M. Vinſlow, Docteur & Régent de la Faculté de Médecine de Paris, ſoûtint au mois d’Avril 1740. une Théſe, où il demande, ſi les expériences de Chirurgie ſont plus propres que toutes autres à découvrir des marques moins incertaines d’une mort douteuſe. Il y ſoûtint qu’il y a pluſieurs rencontres, où les marques de la mort ſont très douteuſes ; & il produit pluſieurs exemples de perſonnes qu’on a crûes mortes, & qu’on a enterrées comme telles, qui néanmoins ſe ſont enſuite trouvées vivantes.

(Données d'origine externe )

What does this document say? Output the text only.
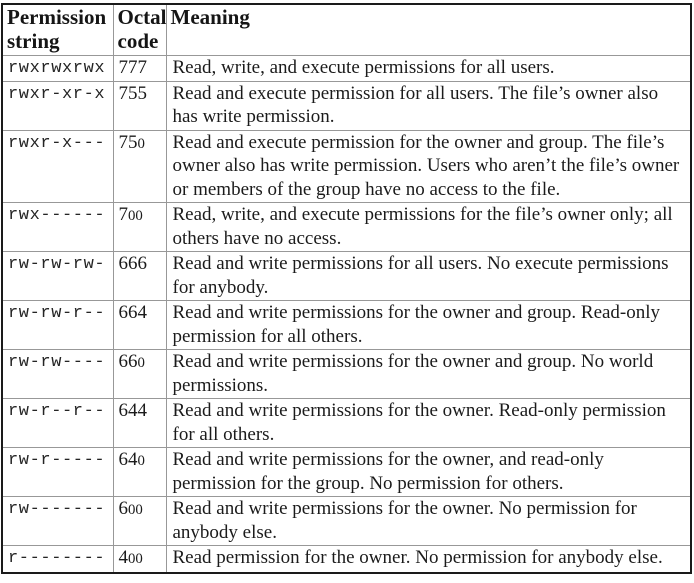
Permission string	Octal code	Meaning
rwxrwxrwx	777	Read, write, and execute permissions for all users.
rwxr-xr-x	755	Read and execute permission for all users. The file’s owner also has write permission.
rwxr-x---	750	Read and execute permission for the owner and group. The file’s owner also has write permission. Users who aren’t the file’s owner or members of the group have no access to the file.
rwx------	700	Read, write, and execute permissions for the file’s owner only; all others have no access.
rw-rw-rw-	666	Read and write permissions for all users. No execute permissions for anybody.
rw-rw-r--	664	Read and write permissions for the owner and group. Read-only permission for all others.
rw-rw----	660	Read and write permissions for the owner and group. No world permissions.
rw-r--r--	644	Read and write permissions for the owner. Read-only permission for all others.
rw-r-----	640	Read and write permissions for the owner, and read-only permission for the group. No permission for others.
rw-------	600	Read and write permissions for the owner. No permission for anybody else.
r--------	400	Read permission for the owner. No permission for anybody else.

M. Bruhier Docteur en Médecine a traduit cette Théſe en François, & y a fait des additions ſçavantes, fort propres à fortifier le ſentiment de Monſieur Vinſlow. L’ouvrage eſt très-intéreſſant pour la matiére dont il traite, & fort agréable à lire, par la maniére dont il eſt écrit. Je vais en extraire ce qui peut ſervir à mon ſujet. Je m’attacherai principalement aux faits les plus certains & les plus ſinguliers : car pour les rapporter tous, il faudroit tranſcrire tout le livre.

On ſait que Jean Duns, ſurnommé Scot ou le Docteur ſubtil, eut le malheur d’être enterré vivant à Cologne, & que quand on ouvrit ſon tombeau quelque tems après, on trouva qu’il s’étoit rongé le bras[1]. On raconte la même choſe de l’Empereur Zenon, qui ſe fit entendre du fond de ſon tombeau par des cris réitérés à ceux qui le veilloient. Lanciſi célébre Médecin du Pape Clément XI. raconte, qu’à Rome il a été témoin d’une perſonne de diſtinction qui étoit encore vivante lorſqu’il écrivoit, qui reprit le mouvement & le ſentiment, pendant qu’on chantoit ſon ſervice à l’Egliſe.

Pierre Zacchias, autre célébre Médecin de Rome, dit que dans l’Hôpital du Saint-Eſprit, un jeune homme étant attaqué de peſte, tomba dans une ſyncope ſi entiére, qu’on le crut abſolument mort. Dans le tems qu’on tranſportoit ſon cadavre avec beaucoup d’autres au de-là du Tibre, le jeune homme donna quelques ſignes de vie. On le reporta à l’Hôpital où il guérit. Deux jours après il tomba dans une pareille ſyncope. Pour cette ſois il fut réputé mort ſans

retour : on le mit parmi les autres deſtinés à la ſépulture ; il revint une ſeconde fois, & vivoit encore quand Zacchias écrivoit.

On raconte qu’un nommé Guillaume Foxlei âgé de 40 ans[2], s’étant endormi le 27 Avril 1546. demeura plongé dans ſon ſommeil quatorze jours & quatorze nuits, ſans aucune maladie précédente. Il ne pouvoit ſe perſuader qu’il eût dormi plus d’une nuit ; il ne fut convaincu de ſon long ſommeil, que quand on lui fit voir un bâtiment commencé quelques jours avant ſon aſſoupiſſement, & qu’il vit achever à ſon réveil. On dit que ſous le Pape Gregoire II. un Ecolier dormit ſept ans de ſuite à Lubec. Lilius Giraldus[3] rapporte qu’un payſan dormit toute l’Automne & l’Hyver entier.


  1. Ce fait eſt plus que douteux Bzovius pour l’avoir avancé d’après quelques autres, fut traité de Bovius, c’eſt-à-dire, gros bœuf. Il vaut donc mieux s’en tenir à ce que Moreri en a penſé, « Les ennemis de Scot ont publié, dit-il, qu’ayant été attaqué d’apoplexie, il fut d’abord enterré, & que quelque tems après cet accident étant paſſé, il mourut déſeſpéré, ſe rongeant les mains… Mais on a ſi bien réfuté cette calomnie autoriſée par Paul Jove, Latome & Bzovius, qu’il ne ſe trouve plus perſonne qui veuille y ajouter foi. « 
  2. Larrey, dans Henri VIII. Roi d’Angleterre, p. 536.
  3. Lilius Giraldus, Hiſt. Poët. Dialog. 8.